Reasonable Accommodations Are a Pain, but Litigation Is a Bigger Pain


Attorney Lawrence Postol, a partner in the office of Seyfarth Shaw, LLP offered his Americans with Disabilities Act (ADA) tips at SHRMs Employment Law and Legislative Conference.

Employers still have some cards to play in the ADA game. Postol suggests employers take note of the following:

1. Employers still determine essential duties.

The employer still gets to determine the essential duties of the job, says Postol. Accurate written job descriptions with minimum qualification requirements can be very helpful. For example: if the job description says that a hotel worker is to clean eight beds a day and if that is accurate (the other workers do that) then that is the standard. It's OK to request a light vacuum as an accommodation, but not seven beds instead of eight, says Postol.

Note: Be sure to compare job descriptions to the work the current workforce does - you can be sure the employee's lawyer will do that, Pistol warns!

2. Regular attendance at work is required.

Document the need for face-to-face interaction with supervisor, coworkers, and customers. Since no good deed goes unpunished, be careful in allowing telecommuting on a temporary basis. Short-term accommodation does not mean the same thing is required in the long term, but it is risky. Make it clear that someone can cover for a few weeks, but not forever.

3. You are not required to change essential functions.

Reasonable accommodation rules do not require the employer to change the essential functions of the job, only nonessential duties must be reassigned. In addition: Employers need not create jobs and it is also permissible for an employer to reserve light-duty jobs for those with work-related disabilities.

4. Safety still counts.

A direct threat, that is, a significant risk to health and safety of self or others still counts. In making this determination, the employer must rely on a medical opinion that is based on the current state of medical science, and the worker's doctor can challenge (and will challenge) that opinion. Write to the physician requesting certification following ADA language says Postol. Ask the physician to certify that there is no substantial risk of harm OR no significant risk for substantial harm.

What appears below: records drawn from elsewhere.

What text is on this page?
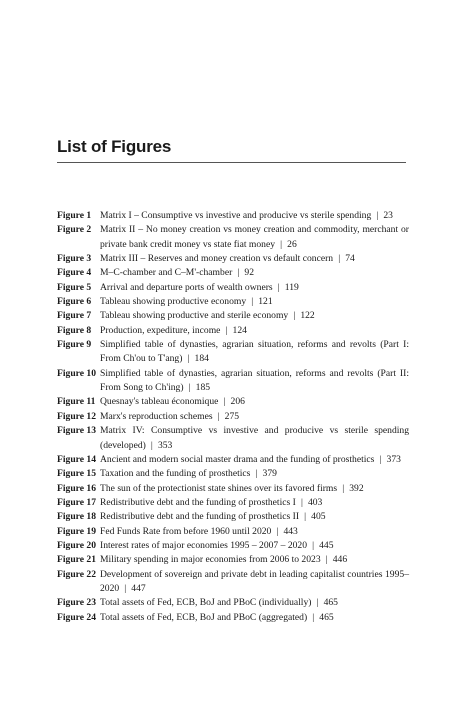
List of Figures
Figure 1 Matrix I – Consumptive vs investive and producive vs sterile spending | 23
Figure 2 Matrix II – No money creation vs money creation and commodity, merchant or private bank credit money vs state fiat money | 26
Figure 3 Matrix III – Reserves and money creation vs default concern | 74
Figure 4 M–C-chamber and C–M'-chamber | 92
Figure 5 Arrival and departure ports of wealth owners | 119
Figure 6 Tableau showing productive economy | 121
Figure 7 Tableau showing productive and sterile economy | 122
Figure 8 Production, expediture, income | 124
Figure 9 Simplified table of dynasties, agrarian situation, reforms and revolts (Part I: From Ch'ou to T'ang) | 184
Figure 10 Simplified table of dynasties, agrarian situation, reforms and revolts (Part II: From Song to Ch'ing) | 185
Figure 11 Quesnay's tableau économique | 206
Figure 12 Marx's reproduction schemes | 275
Figure 13 Matrix IV: Consumptive vs investive and producive vs sterile spending (developed) | 353
Figure 14 Ancient and modern social master drama and the funding of prosthetics | 373
Figure 15 Taxation and the funding of prosthetics | 379
Figure 16 The sun of the protectionist state shines over its favored firms | 392
Figure 17 Redistributive debt and the funding of prosthetics I | 403
Figure 18 Redistributive debt and the funding of prosthetics II | 405
Figure 19 Fed Funds Rate from before 1960 until 2020 | 443
Figure 20 Interest rates of major economies 1995 – 2007 – 2020 | 445
Figure 21 Military spending in major economies from 2006 to 2023 | 446
Figure 22 Development of sovereign and private debt in leading capitalist countries 1995–2020 | 447
Figure 23 Total assets of Fed, ECB, BoJ and PBoC (individually) | 465
Figure 24 Total assets of Fed, ECB, BoJ and PBoC (aggregated) | 465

This tends to switch the doctor from patient mode to malpractice mode.

5. The employee must cooperate with the interactive process.

Employee must answer questions, give requested medical information, and attend the independent medical evaluation.

6. Employers can enforce work rules.

If the employer honestly believed that there was a violation of a work rule, which is a defense, even if hindsight proves the employer was mistaken, and maybe even if a disability caused the violation.